Drill sergeants, cadre test physical limits
December 19, 2013
FORT SILL, Okla. (Dec. 19, 2013) -- Drill sergeants and cadre in 1st Battalion, 40th Field Artillery took a break from pushing their Soldiers to test their own physical limits, Dec. 11, in their inaugural Gauntlet Challenge.
Competitors from all six batteries were pitted against each other in volleyball and racquetball at Rinehart Fitness Center, and basketball, weight lifting and the Iron Axe event at Honeycutt Fitness Center.
Tournament sheets were posted on the walls of the fitness centers and the participants went to work.
"This breaks up the monotony and builds some camaraderie [and] gives the drill sergeants a break from being around the Soldiers," said 1st Sgt. Alexander Yazzie, B Battery.
The Iron Axe was a modified version of the Ranger Physical Assessment Test. It was originally meant to be done outside, but because of the freezing temperatures was modified inside the gym.
Five drill sergeants took to treadmills to see who could run the fastest four miles; do the most pushups to the cadence of a metronome; the most pullups; most situps in one minute; most heel hooks and finally the fastest 300-meter shuttle.
"That was a great workout, I'm certainly smoked," said Iron Axe victor, Drill Sgt. (Staff Sgt.) Chris Vaughn, D Battery. "Everybody is so busy in the drill sergeant environment. When one group is on cycle break, the other is working really hard. It's a good change of pace to get everyone away from the typical environment. Friendly competition is great every once in a while."
He received a replica Gauntlet Axe at their battalion holiday party with his name engraved and the battalion and brigade coin on each side.
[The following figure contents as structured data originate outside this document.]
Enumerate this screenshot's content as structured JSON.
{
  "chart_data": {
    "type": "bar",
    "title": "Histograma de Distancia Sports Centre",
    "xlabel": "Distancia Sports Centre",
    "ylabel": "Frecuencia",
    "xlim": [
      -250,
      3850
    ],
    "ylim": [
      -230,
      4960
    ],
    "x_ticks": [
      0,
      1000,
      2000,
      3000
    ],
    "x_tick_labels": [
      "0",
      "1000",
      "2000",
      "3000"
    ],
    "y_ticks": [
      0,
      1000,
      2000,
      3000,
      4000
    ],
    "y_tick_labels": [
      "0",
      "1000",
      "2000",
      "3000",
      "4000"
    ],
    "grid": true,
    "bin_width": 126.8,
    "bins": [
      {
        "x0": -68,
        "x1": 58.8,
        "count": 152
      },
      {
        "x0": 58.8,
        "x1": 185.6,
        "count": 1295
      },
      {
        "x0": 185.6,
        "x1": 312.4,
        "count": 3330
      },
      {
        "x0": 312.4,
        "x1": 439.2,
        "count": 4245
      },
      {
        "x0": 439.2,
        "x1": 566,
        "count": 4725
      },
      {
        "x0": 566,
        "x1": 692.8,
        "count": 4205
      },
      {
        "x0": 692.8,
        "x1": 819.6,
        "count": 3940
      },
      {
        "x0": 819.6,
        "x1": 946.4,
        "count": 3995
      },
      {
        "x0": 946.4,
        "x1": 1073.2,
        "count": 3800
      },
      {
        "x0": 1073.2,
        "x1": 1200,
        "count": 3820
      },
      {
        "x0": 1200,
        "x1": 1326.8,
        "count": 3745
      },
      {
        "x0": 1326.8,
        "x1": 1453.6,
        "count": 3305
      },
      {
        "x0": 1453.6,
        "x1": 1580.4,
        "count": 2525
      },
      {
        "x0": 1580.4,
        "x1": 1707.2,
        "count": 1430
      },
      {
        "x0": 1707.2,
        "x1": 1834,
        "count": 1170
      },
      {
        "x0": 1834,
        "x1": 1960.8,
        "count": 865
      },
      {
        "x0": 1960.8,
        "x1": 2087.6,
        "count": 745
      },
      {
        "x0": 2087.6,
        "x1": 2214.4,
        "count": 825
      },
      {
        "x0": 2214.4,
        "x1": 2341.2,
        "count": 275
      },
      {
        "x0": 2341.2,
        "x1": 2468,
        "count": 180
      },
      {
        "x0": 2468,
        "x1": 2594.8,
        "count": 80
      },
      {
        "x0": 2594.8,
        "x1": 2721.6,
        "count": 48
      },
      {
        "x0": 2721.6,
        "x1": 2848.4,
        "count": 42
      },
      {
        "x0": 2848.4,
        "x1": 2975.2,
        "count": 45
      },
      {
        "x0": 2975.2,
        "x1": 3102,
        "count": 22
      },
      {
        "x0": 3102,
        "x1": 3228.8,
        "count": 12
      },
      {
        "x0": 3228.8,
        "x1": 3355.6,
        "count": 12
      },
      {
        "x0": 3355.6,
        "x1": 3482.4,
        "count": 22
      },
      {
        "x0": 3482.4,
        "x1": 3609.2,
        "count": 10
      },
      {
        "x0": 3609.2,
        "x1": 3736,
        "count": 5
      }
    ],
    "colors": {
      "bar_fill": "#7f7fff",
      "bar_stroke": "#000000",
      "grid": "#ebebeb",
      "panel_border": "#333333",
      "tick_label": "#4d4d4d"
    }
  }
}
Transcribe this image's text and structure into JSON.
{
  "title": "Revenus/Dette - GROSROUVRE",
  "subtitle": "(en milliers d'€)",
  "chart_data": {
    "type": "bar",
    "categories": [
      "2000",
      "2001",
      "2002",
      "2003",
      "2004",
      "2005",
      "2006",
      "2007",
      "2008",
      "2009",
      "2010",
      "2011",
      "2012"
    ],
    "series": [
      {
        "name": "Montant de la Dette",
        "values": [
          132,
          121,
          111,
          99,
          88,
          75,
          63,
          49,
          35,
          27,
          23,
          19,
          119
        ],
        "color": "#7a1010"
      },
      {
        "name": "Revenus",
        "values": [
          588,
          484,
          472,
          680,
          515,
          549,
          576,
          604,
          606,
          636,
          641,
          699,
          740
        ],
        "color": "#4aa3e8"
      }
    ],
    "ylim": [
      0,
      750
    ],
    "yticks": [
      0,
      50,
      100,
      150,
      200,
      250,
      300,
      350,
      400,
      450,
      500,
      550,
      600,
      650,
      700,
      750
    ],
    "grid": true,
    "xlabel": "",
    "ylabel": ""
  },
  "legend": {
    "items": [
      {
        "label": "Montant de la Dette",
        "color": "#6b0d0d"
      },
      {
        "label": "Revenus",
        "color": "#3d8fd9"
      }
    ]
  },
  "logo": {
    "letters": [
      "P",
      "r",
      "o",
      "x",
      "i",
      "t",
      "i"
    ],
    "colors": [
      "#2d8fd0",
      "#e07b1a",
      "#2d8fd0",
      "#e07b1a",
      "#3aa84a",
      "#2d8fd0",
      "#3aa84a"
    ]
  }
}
"It is very difficult for a unit to all get together at the same time for such an event because training usually has us scattered to the four winds," said 2nd Lt. Hayden Ware, F Battery. "Today alone, we had two different batteries conducting training, with four conducting recovery operations and getting ready for holiday block leave shipping operations."
Ware said a drill sergeant from F Battery made sure she was still able to compete despite the hectic training schedule by performing all of the Iron Axe events at a gym the night before.
"A typical drill sergeant work-week is anywhere from 70 to 100 hours of training Soldiers, so naturally it was great for the cadre of each battery to get together and compete against one another to enhance esprit de corps while promoting physical fitness," said Ware.
Drill Sgt. (Staff Sgt.) Michael Sanders, C Battery, won the weight lifting competition by lifting the most in the bench press and deadlift. The drill sergeant who lifted the most, but did not win the most events, was Drill Sgt. (Staff Sgt.) Donald Craine, B Battery, 1-40th FA.
"I don't workout that much, I'm just naturally strong. The only thing I work out on is bench and you see that's my weakest event," said Craine. "My battery commander knows I'm an in-shape guy, so he told me to do the weightlifting contest. I was like 'OK, I'll make it happen,' and that was the mindset I went in with."
He lifted a total of 1,205 pounds, and his name will be placed on the brigade gym's wall for the 1,000-pound lift club. Joining him from the Gauntlet Challenge are Ware and Drill Sgt. (Staff Sgt.) Tyson Lueck, D Battery.
A Battery took the trophy for volleyball, while F Battery took the basketball tournament. C Battery commander Capt. David Rhoades won the racquetball event and secured the overall victory for his battery. They won the Commander's Shield that is passed from one victorious battery to another.